Abschied als Lebenskrise
von Elaine, über Abschied vom Kinderwunsch, Trauer, Schmerz, Hoffnung, Ungewollte Kinderlosigkeit
Wenn man keine Kinder bekommen kann, obwohl man sie sich so sehr wünscht, kann das zu einer Lebenskrise führen. Das las ich erst kürzlich irgendwo. Und jetzt, mit etwas Abstand zu unserem Schlussstrich unter die Kinderwunschbehandlung, kann ich sagen: es stimmt. Um ehrlich zu sein: das begann nicht erst mit dem Schlussstrich, schon davor. Als ich noch zu nah dran war, sah ich das nicht. Ich wusste nur, dass ich kämpfen musste, kämpfen wollte, zurück in mein Leben, wusste, dass ich ein gutes, schönes, lebenswertes Leben wollte, und fertig. Jeder einzelne Tag musste in Angriff genommen und gelebt werden, auch wenn es zuerst schwer war. Ich machte weiter, zählte die Fortschritte, führte meine Dankbarkeitslisten, liess mich von meinem Mann umarmen und… atmete.

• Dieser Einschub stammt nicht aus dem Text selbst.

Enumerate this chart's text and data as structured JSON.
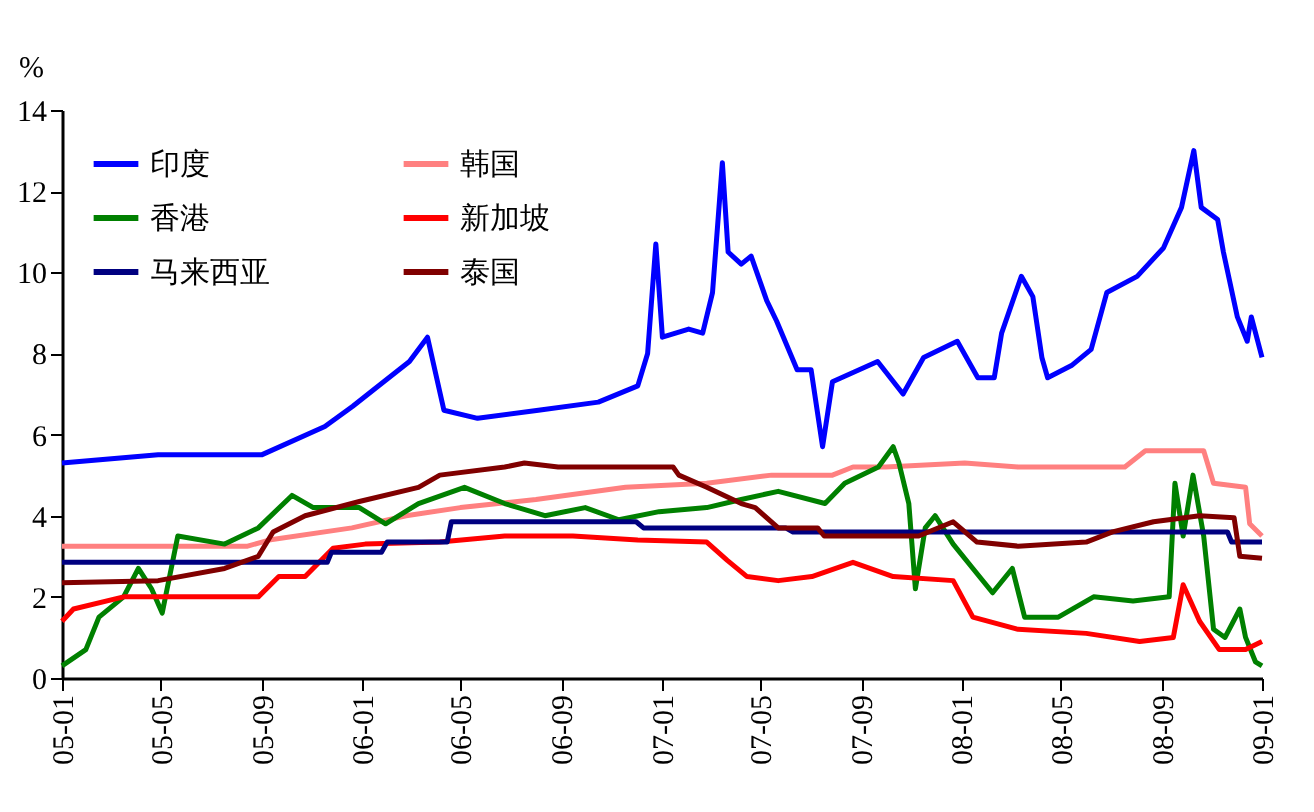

Lebenskrise. Wie kann ein Wort derart viel beinhalten? Es klingt nicht nach viel, oder? Ein so kleines Wort mit vier Silben. Und doch ist es so präzis. Es sagt alles aus und doch nichts. Der Duden beschreibt die Krise als Höhe- und Wendepunkt einer schwierigen Zeit. Und ich notiere hier mal, wie sich meine persönliche Krise angefühlt hat, nachdem sie schon einige Monate zurückliegt:
Eine tiefe, existentielle Unzufriedenheit; ein Unwohlsein, emotional und körperlich; ein Nicht-Mehr-So-Leben-Wollen oder Nicht-Mehr-Auf-Diese-Art-Leben-Können; Orientierungslosigkeit: was soll ich jetzt?; ein Verloren-Fühlen, Verloren-Sein, auch Einsam-Fühlen; Schatten, die überriesig scheinen; über-leben anstatt zu leben; sich benachteiligt fühlen, übergangen fühlen, vielleicht sogar betrogen fühlen?; manchmal: es fast nicht aushalten können, davon laufen wollen, sich wegbeamen lassen wollen, auf irgendeine Insel, in irgendeine Hängematte; etwas ändern wollen, und es am Ende dann auch tun.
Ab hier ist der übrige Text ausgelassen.